Wednesday, September 08, 2010

Hopelights in a dark time




Last night Whitefeather Peace House, where I live, hosted a full house of dinner guests, most of whom hadn't met each other, or, if so, only once a while ago. It started with the idea of a former student of mine to just have a conversation, maybe coffee at Portland State University, but I knew he had two young girls and we have one here at our Peace House, so, hey, let's have some playtime with the kids and some dinner. Then I asked my favorite Grandmother, who is raising several of her grandchildren, to come too, with her young charges. Finally, I invited a wonderful young couple, one of whom works all day with three-year-olds and one of whom is a psychiatric translator for refugees.

By the end of the evening my faith in humankind had received several repairs.

Almost every one of these people started life in poverty, including coming very young from Vietnam, coming from Jamaica, coming from an adobe house on the most primitive part of a southwestern reservation, and coming from farms in rural California and Nepal.

All families were racially and culturally mixed--African Caribbean, African American, Native American, Vietnamerican, Nepalese and a smattering of Euro American. Each and every one of the children are amazing little (and a couple of big) people--smart, respectful, sweet to each other and to the younger ones, sharing, and athletic. The Pima boys, all three, race on a cycling team and are all ranked in Oregon in their divisions, one of them ranked number one. The JamaicanVietnamerican girls were the tiniest and too sweet to even believe.

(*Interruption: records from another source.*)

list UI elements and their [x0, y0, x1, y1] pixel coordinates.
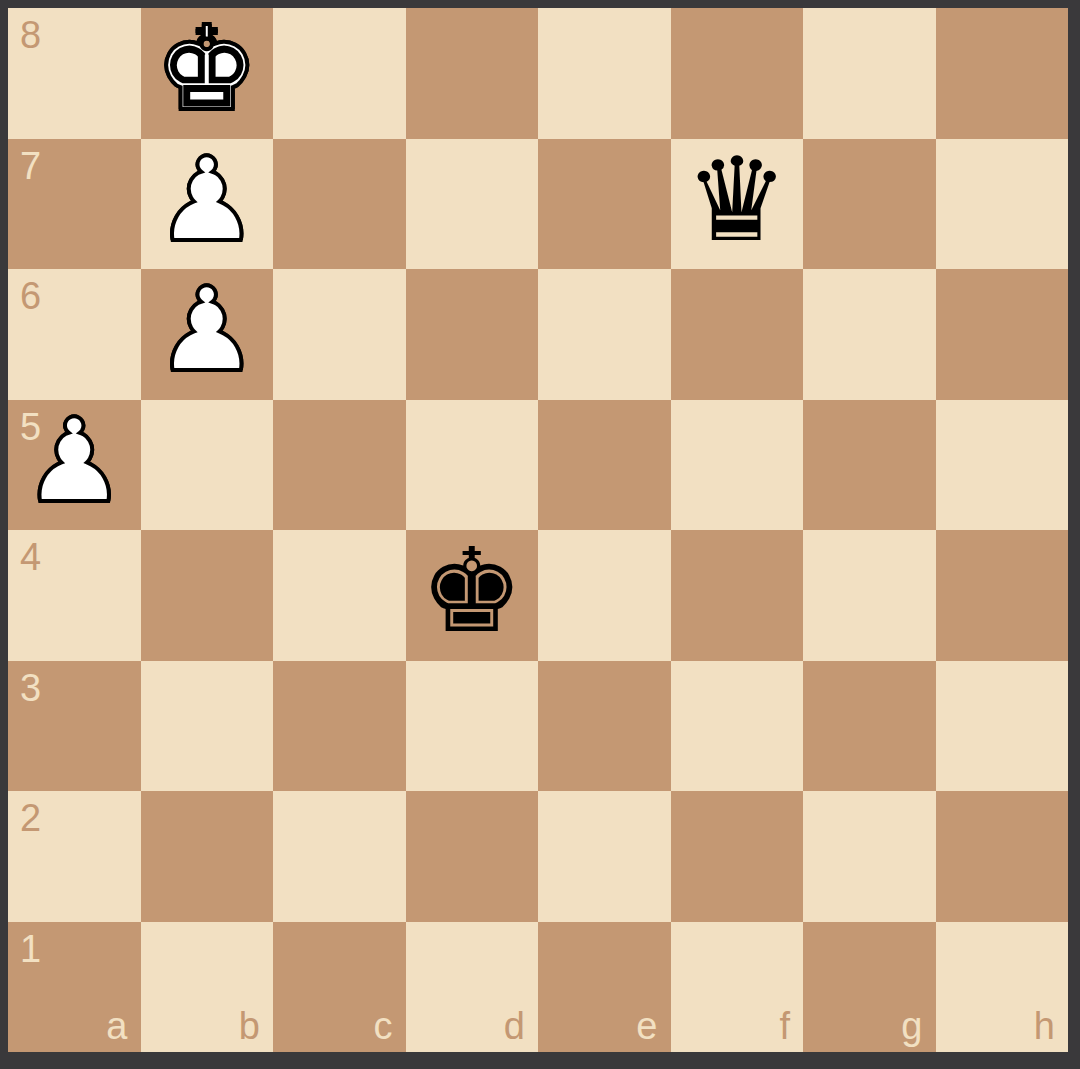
square-g1[interactable]: g — [803, 922, 936, 1053]
square-f3[interactable] — [671, 661, 804, 792]
rank-label-6: 6 — [20, 277, 41, 315]
piece-white-pawn-a5[interactable]: ♟ — [22, 403, 126, 519]
square-a4[interactable]: 4 — [8, 530, 141, 661]
square-h1[interactable]: h — [936, 922, 1069, 1053]
square-b5[interactable] — [141, 400, 274, 531]
square-d1[interactable]: d — [406, 922, 539, 1053]
square-e2[interactable] — [538, 791, 671, 922]
square-g7[interactable] — [803, 139, 936, 270]
piece-black-king-d4[interactable]: ♚ — [420, 533, 524, 649]
piece-white-pawn-b7[interactable]: ♟ — [155, 142, 259, 258]
square-c7[interactable] — [273, 139, 406, 270]
square-g4[interactable] — [803, 530, 936, 661]
square-b6[interactable]: ♟ — [141, 269, 274, 400]
rank-label-8: 8 — [20, 16, 41, 54]
square-d7[interactable] — [406, 139, 539, 270]
square-d8[interactable] — [406, 8, 539, 139]
square-a2[interactable]: 2 — [8, 791, 141, 922]
square-b8[interactable]: ♚ — [141, 8, 274, 139]
square-b4[interactable] — [141, 530, 274, 661]
file-label-c: c — [374, 1007, 393, 1045]
square-f7[interactable]: ♛ — [671, 139, 804, 270]
square-c8[interactable] — [273, 8, 406, 139]
square-e5[interactable] — [538, 400, 671, 531]
square-a8[interactable]: 8 — [8, 8, 141, 139]
square-b2[interactable] — [141, 791, 274, 922]
square-e4[interactable] — [538, 530, 671, 661]
square-f1[interactable]: f — [671, 922, 804, 1053]
file-label-h: h — [1034, 1007, 1055, 1045]
square-c3[interactable] — [273, 661, 406, 792]
square-b7[interactable]: ♟ — [141, 139, 274, 270]
rank-label-1: 1 — [20, 930, 41, 968]
square-d5[interactable] — [406, 400, 539, 531]
square-h8[interactable] — [936, 8, 1069, 139]
rank-label-4: 4 — [20, 538, 41, 576]
piece-white-pawn-b6[interactable]: ♟ — [155, 272, 259, 388]
square-f8[interactable] — [671, 8, 804, 139]
square-e7[interactable] — [538, 139, 671, 270]
file-label-e: e — [636, 1007, 657, 1045]
square-h4[interactable] — [936, 530, 1069, 661]
square-g8[interactable] — [803, 8, 936, 139]
square-d3[interactable] — [406, 661, 539, 792]
square-h3[interactable] — [936, 661, 1069, 792]
square-d6[interactable] — [406, 269, 539, 400]
square-g2[interactable] — [803, 791, 936, 922]
square-e1[interactable]: e — [538, 922, 671, 1053]
square-f6[interactable] — [671, 269, 804, 400]
file-label-a: a — [106, 1007, 127, 1045]
square-f2[interactable] — [671, 791, 804, 922]
file-label-d: d — [504, 1007, 525, 1045]
square-c5[interactable] — [273, 400, 406, 531]
square-e3[interactable] — [538, 661, 671, 792]
square-h2[interactable] — [936, 791, 1069, 922]
square-d4[interactable]: ♚ — [406, 530, 539, 661]
square-a6[interactable]: 6 — [8, 269, 141, 400]
square-a3[interactable]: 3 — [8, 661, 141, 792]
file-label-b: b — [239, 1007, 260, 1045]
rank-label-2: 2 — [20, 799, 41, 837]
square-g5[interactable] — [803, 400, 936, 531]
square-g6[interactable] — [803, 269, 936, 400]
square-c2[interactable] — [273, 791, 406, 922]
rank-label-7: 7 — [20, 147, 41, 185]
square-f5[interactable] — [671, 400, 804, 531]
square-a1[interactable]: 1a — [8, 922, 141, 1053]
square-b1[interactable]: b — [141, 922, 274, 1053]
piece-black-queen-f7[interactable]: ♛ — [685, 142, 789, 258]
square-b3[interactable] — [141, 661, 274, 792]
square-f4[interactable] — [671, 530, 804, 661]
chess-board: 8♚7♟♛6♟5♟4♚321abcdefgh — [8, 8, 1068, 1052]
square-c1[interactable]: c — [273, 922, 406, 1053]
square-a5[interactable]: 5♟ — [8, 400, 141, 531]
board-frame: 8♚7♟♛6♟5♟4♚321abcdefgh — [0, 0, 1080, 1069]
file-label-f: f — [779, 1007, 790, 1045]
square-e8[interactable] — [538, 8, 671, 139]
square-h6[interactable] — [936, 269, 1069, 400]
file-label-g: g — [901, 1007, 922, 1045]
square-h5[interactable] — [936, 400, 1069, 531]
rank-label-3: 3 — [20, 669, 41, 707]
square-h7[interactable] — [936, 139, 1069, 270]
square-d2[interactable] — [406, 791, 539, 922]
square-c4[interactable] — [273, 530, 406, 661]
piece-white-king-b8[interactable]: ♚ — [155, 11, 259, 127]
square-g3[interactable] — [803, 661, 936, 792]
square-a7[interactable]: 7 — [8, 139, 141, 270]
square-e6[interactable] — [538, 269, 671, 400]
square-c6[interactable] — [273, 269, 406, 400]
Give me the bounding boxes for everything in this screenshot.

They immediately began to play with our great little resident five-year-old. Pima Grandmother Gail said a long and beautiful grace in her Native language to begin the meal.

All the parents and grandparents who were there do excellent work with their families and in life. All of them overcame many hardships, have no sense of entitlement, and are generous and loving adults operating in a pancultural fashion. They are all studying how to make this world more nonviolent and more accepting of each other. They are all proud of their own identities and happy and loving toward others with very different identities, which is one of the definitions of maturity in this conflictual, biased world.

Some days, when I read about burning Korans by bigots in the Deep South, I cringe and feel very intolerant myself, especially when I then hear that those who love the Koran would actually kill someone who burned a book, pieces of paper. The cultural bigotry of the first group is only trumped by the outrageous violence of the second. The profound irony and grand temerity of the US military disapproving of burning the Koran--after causing approximately 25 times as many deaths as this country suffered on September 11, 2001--is stupendous. I throw up my hands in despair.

But then these wondrous friends arrive for dinner and fix my heart and give me so much illumination on the path ahead. They are hopelights, and the world needs so many more of them.